An inmate who died Friday night in the medical section at the El Paso County jail was identified Wednesday as Brian Clark of Colorado Springs.
Clark, 44, was booked into the jail Jan. 7 on a warrant for failure to appear after being arrested in 2018 on suspicion of indecent exposure, a misdemeanor, and driving under the influence. The DUI charge was a felony because he had three prior offenses, according to court records.
The Colorado Springs Police Department is investigating Clark’s death because force was used, said Jacqueline Kirby, Sheriff’s Office spokeswoman.
Typically, a neutral agency investigates whenever deadly force is used to avoid conflicts of interest.
“It does not indicate any wrongdoing by any stretch; it is just our policy,” Kirby said Tuesday.
Ten deputies who work in the jail have been placed on paid administrative leave in the death, Kirby said, adding it’s the same protocol that is followed in a shooting involving a deputy.
No information has been released about the deputies’ involvement in Clark’s death.
Clark died despite life-saving measures by deputies, medical staff and first responders, Kirby said.
No information has been released about why Clark was in the medical wing, for a medical condition or injury, and why force was used on him.
The Sheriff’s Office plans to announce by Friday when it will release surveillance footage of the incident, Kirby said.
“This is not an internal investigation. We are not investigating policies for the Sheriff’s Office,” police spokesman Lt. James Sokolik said Tuesday. “We are investigating the events surrounding the death.”
Once complete, findings will be turned over to the 4th Judicial District Attorney’s Office, which will decide if the deputies involved will face criminal charges.
The county Coroner’s Office has yet to issue a cause of death.
Clark’s death is the latest in a series of inmate deaths in recent years, some from suicide and others involving allegations of neglect or excessive force and substandard health care.
After a falling out with its previous health care provider, Armor Correction Health Services, the Sheriff’s Office hired a new medical contractor, Tennessee-based Wellpath, which took over a few weeks ago.
Last summer, two inmate deaths highlighted concerns about Armor’s quality of care.

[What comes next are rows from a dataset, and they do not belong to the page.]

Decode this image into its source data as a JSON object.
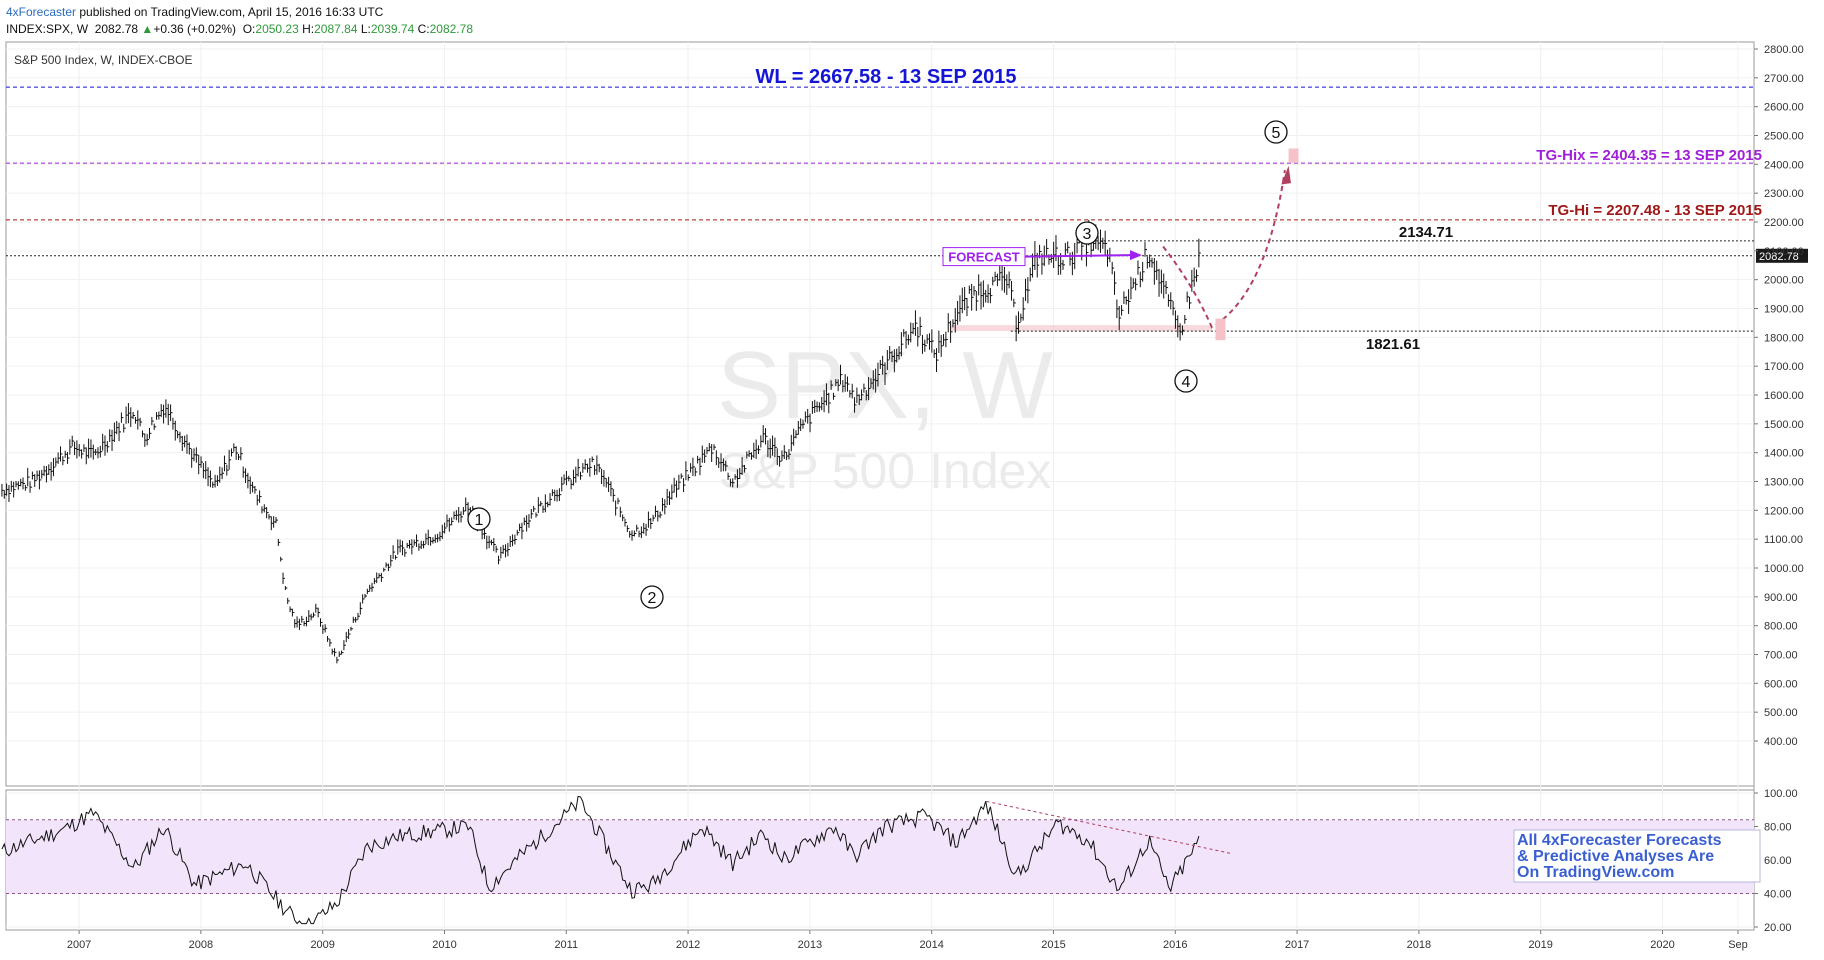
{
  "header": {
    "author": "4xForecaster",
    "published": " published on TradingView.com, April 15, 2016 16:33 UTC",
    "symbol": "INDEX:SPX, W",
    "last": "2082.78",
    "change_arrow": "▲",
    "change": "+0.36 (+0.02%)",
    "o_label": "O:",
    "o_value": "2050.23",
    "h_label": "H:",
    "h_value": "2087.84",
    "l_label": "L:",
    "l_value": "2039.74",
    "c_label": "C:",
    "c_value": "2082.78"
  },
  "legend_title": "S&P 500 Index, W, INDEX-CBOE",
  "watermark": {
    "symbol": "SPX, W",
    "name": "S&P 500 Index"
  },
  "colors": {
    "wl": "#1515d6",
    "tg_hix": "#a020d8",
    "tg_hi": "#a01818",
    "forecast": "#a020f0",
    "rsi_band": "#f2e5fb",
    "projection": "#b04060",
    "target_box": "#f4c2c8",
    "wave": "#111111",
    "promo": "#3a5fd0"
  },
  "levels": [
    {
      "key": "wl",
      "value": 2667.58,
      "label": "WL = 2667.58 - 13 SEP 2015"
    },
    {
      "key": "tg_hix",
      "value": 2404.35,
      "label": "TG-Hix = 2404.35 = 13 SEP 2015"
    },
    {
      "key": "tg_hi",
      "value": 2207.48,
      "label": "TG-Hi = 2207.48 - 13 SEP 2015"
    },
    {
      "key": "high",
      "value": 2134.71,
      "label": "2134.71"
    },
    {
      "key": "low",
      "value": 1821.61,
      "label": "1821.61"
    }
  ],
  "forecast_label": "FORECAST",
  "last_price_tag": "2082.78",
  "waves": [
    {
      "label": "1",
      "date": "2010-04",
      "price": 1219
    },
    {
      "label": "2",
      "date": "2011-10",
      "price": 1075
    },
    {
      "label": "3",
      "date": "2015-05",
      "price": 2134
    },
    {
      "label": "4",
      "date": "2016-02",
      "price": 1810
    },
    {
      "label": "5",
      "date": "2016-12",
      "price": 2450
    }
  ],
  "promo_lines": [
    "All 4xForecaster Forecasts",
    "& Predictive Analyses Are",
    "On TradingView.com"
  ],
  "chart_data": [
    {
      "type": "line",
      "title": "S&P 500 Index, W, INDEX-CBOE",
      "x_axis": [
        "2007",
        "2008",
        "2009",
        "2010",
        "2011",
        "2012",
        "2013",
        "2014",
        "2015",
        "2016",
        "2017",
        "2018",
        "2019",
        "2020",
        "Sep"
      ],
      "ylim": [
        400,
        2800
      ],
      "y_ticks": [
        "2800.00",
        "2700.00",
        "2600.00",
        "2500.00",
        "2400.00",
        "2300.00",
        "2200.00",
        "2100.00",
        "2000.00",
        "1900.00",
        "1800.00",
        "1700.00",
        "1600.00",
        "1500.00",
        "1400.00",
        "1300.00",
        "1200.00",
        "1100.00",
        "1000.00",
        "900.00",
        "800.00",
        "700.00",
        "600.00",
        "500.00",
        "400.00"
      ],
      "series": [
        {
          "x": [
            "2006-06",
            "2006-09",
            "2007-01",
            "2007-03",
            "2007-07",
            "2007-08",
            "2007-10",
            "2008-01",
            "2008-03",
            "2008-05",
            "2008-07",
            "2008-09",
            "2008-10",
            "2008-11",
            "2009-01",
            "2009-03",
            "2009-06",
            "2009-09",
            "2010-01",
            "2010-04",
            "2010-07",
            "2010-09",
            "2010-12",
            "2011-04",
            "2011-05",
            "2011-08",
            "2011-10",
            "2011-12",
            "2012-04",
            "2012-06",
            "2012-09",
            "2012-11",
            "2013-01",
            "2013-05",
            "2013-06",
            "2013-09",
            "2013-12",
            "2014-02",
            "2014-04",
            "2014-06",
            "2014-09",
            "2014-10",
            "2014-12",
            "2015-03",
            "2015-05",
            "2015-07",
            "2015-08",
            "2015-11",
            "2015-12",
            "2016-02",
            "2016-04"
          ],
          "y": [
            1270,
            1300,
            1420,
            1390,
            1550,
            1450,
            1565,
            1380,
            1280,
            1420,
            1250,
            1150,
            900,
            800,
            850,
            680,
            920,
            1060,
            1120,
            1219,
            1030,
            1140,
            1250,
            1360,
            1330,
            1120,
            1160,
            1260,
            1420,
            1300,
            1450,
            1380,
            1500,
            1660,
            1580,
            1700,
            1840,
            1740,
            1880,
            1960,
            2000,
            1850,
            2080,
            2080,
            2134,
            2100,
            1870,
            2100,
            2010,
            1810,
            2082
          ]
        }
      ]
    },
    {
      "type": "line",
      "title": "",
      "ylim": [
        20,
        100
      ],
      "y_ticks": [
        "100.00",
        "80.00",
        "60.00",
        "40.00",
        "20.00"
      ],
      "band": [
        40,
        84
      ],
      "series": [
        {
          "x": [
            "2006-06",
            "2006-12",
            "2007-03",
            "2007-07",
            "2007-10",
            "2008-01",
            "2008-06",
            "2008-10",
            "2008-12",
            "2009-03",
            "2009-06",
            "2009-09",
            "2010-04",
            "2010-06",
            "2010-09",
            "2011-01",
            "2011-03",
            "2011-08",
            "2011-10",
            "2012-03",
            "2012-06",
            "2012-09",
            "2012-11",
            "2013-04",
            "2013-06",
            "2013-09",
            "2014-01",
            "2014-04",
            "2014-07",
            "2014-10",
            "2015-02",
            "2015-05",
            "2015-08",
            "2015-11",
            "2016-01",
            "2016-04"
          ],
          "y": [
            65,
            78,
            88,
            55,
            80,
            45,
            58,
            30,
            20,
            34,
            68,
            74,
            80,
            44,
            62,
            84,
            95,
            42,
            45,
            80,
            58,
            76,
            60,
            80,
            62,
            80,
            86,
            70,
            93,
            50,
            82,
            72,
            42,
            72,
            42,
            72
          ]
        }
      ]
    }
  ]
}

Terry West, 57, complained about his health routinely in the days before he died of a hemorrhaging stomach ulcer in the jail in June, according to investigative reports obtained by The Gazette.
In December, the county was threatened with a multimillion-dollar lawsuit by the estate of 36-year-old Holly Peck, who killed herself in June while incarcerated at the jail.

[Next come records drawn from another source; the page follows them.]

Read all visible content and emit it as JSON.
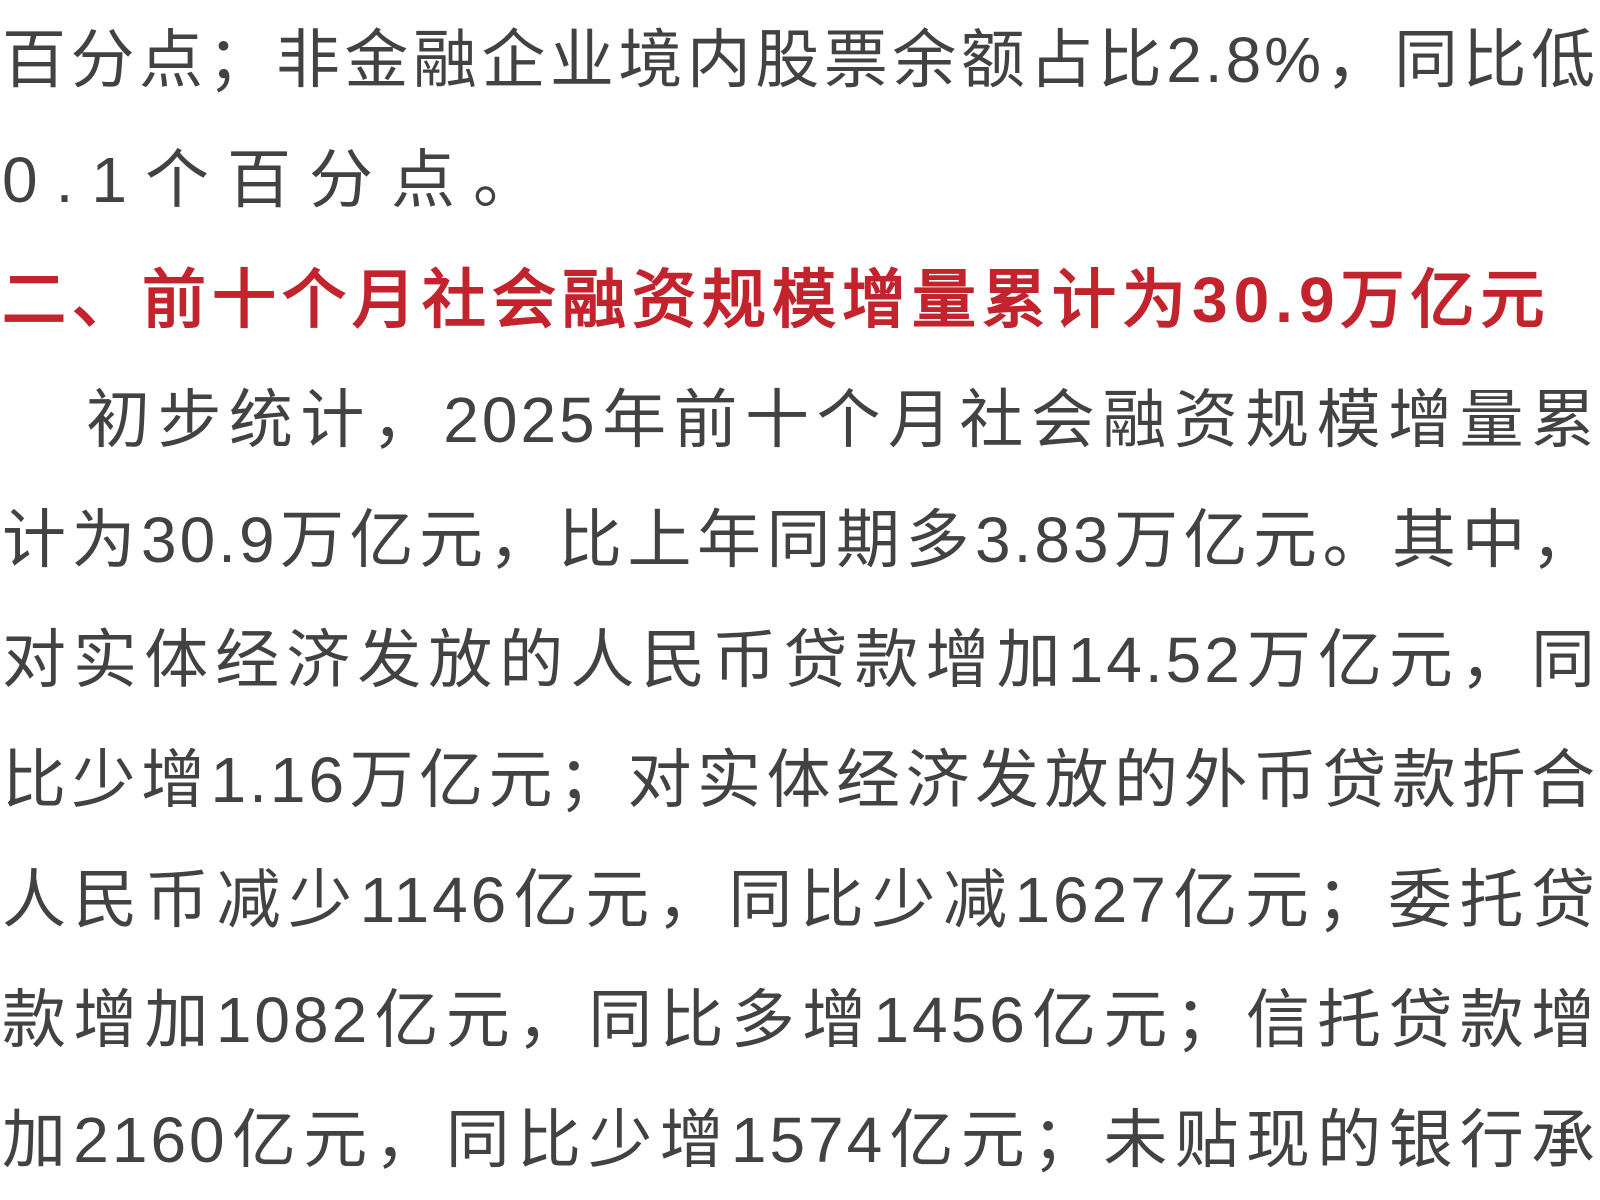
{
  "page": {
    "background_color": "#ffffff",
    "body_text_color": "#424242",
    "heading_color": "#c2232d"
  },
  "document": {
    "intro_fragment": {
      "full_text": "百分点；非金融企业境内股票余额占比2.8%，同比低0.1个百分点。",
      "lines": [
        "百分点；非金融企业境内股票余额占比2.8%，同比低",
        "0.1个百分点。"
      ]
    },
    "section_heading": {
      "text": "二、前十个月社会融资规模增量累计为30.9万亿元"
    },
    "body_paragraph": {
      "full_text": "初步统计，2025年前十个月社会融资规模增量累计为30.9万亿元，比上年同期多3.83万亿元。其中，对实体经济发放的人民币贷款增加14.52万亿元，同比少增1.16万亿元；对实体经济发放的外币贷款折合人民币减少1146亿元，同比少减1627亿元；委托贷款增加1082亿元，同比多增1456亿元；信托贷款增加2160亿元，同比少增1574亿元；未贴现的银行承",
      "lines": [
        "初步统计，2025年前十个月社会融资规模增量累",
        "计为30.9万亿元，比上年同期多3.83万亿元。其中，",
        "对实体经济发放的人民币贷款增加14.52万亿元，同",
        "比少增1.16万亿元；对实体经济发放的外币贷款折合",
        "人民币减少1146亿元，同比少减1627亿元；委托贷",
        "款增加1082亿元，同比多增1456亿元；信托贷款增",
        "加2160亿元，同比少增1574亿元；未贴现的银行承"
      ]
    }
  }
}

In August, the son of Eliezier Tirado-Ortiz sued the Sheriff’s Office, claiming his father would still be alive if deputies hadn’t used “excessive and unreasonable force” while restraining him during a drug-induced crisis in 2017.
Deramus Lemuel, 38, lost consciousness on a cell floor while high on drugs and held down by jailers in 2018. Deputies “needlessly initiated a use of force that would ultimately result” in the death of Lemuel, who never regained consciousness, the family’s attorney said in a claim letter to the county last year.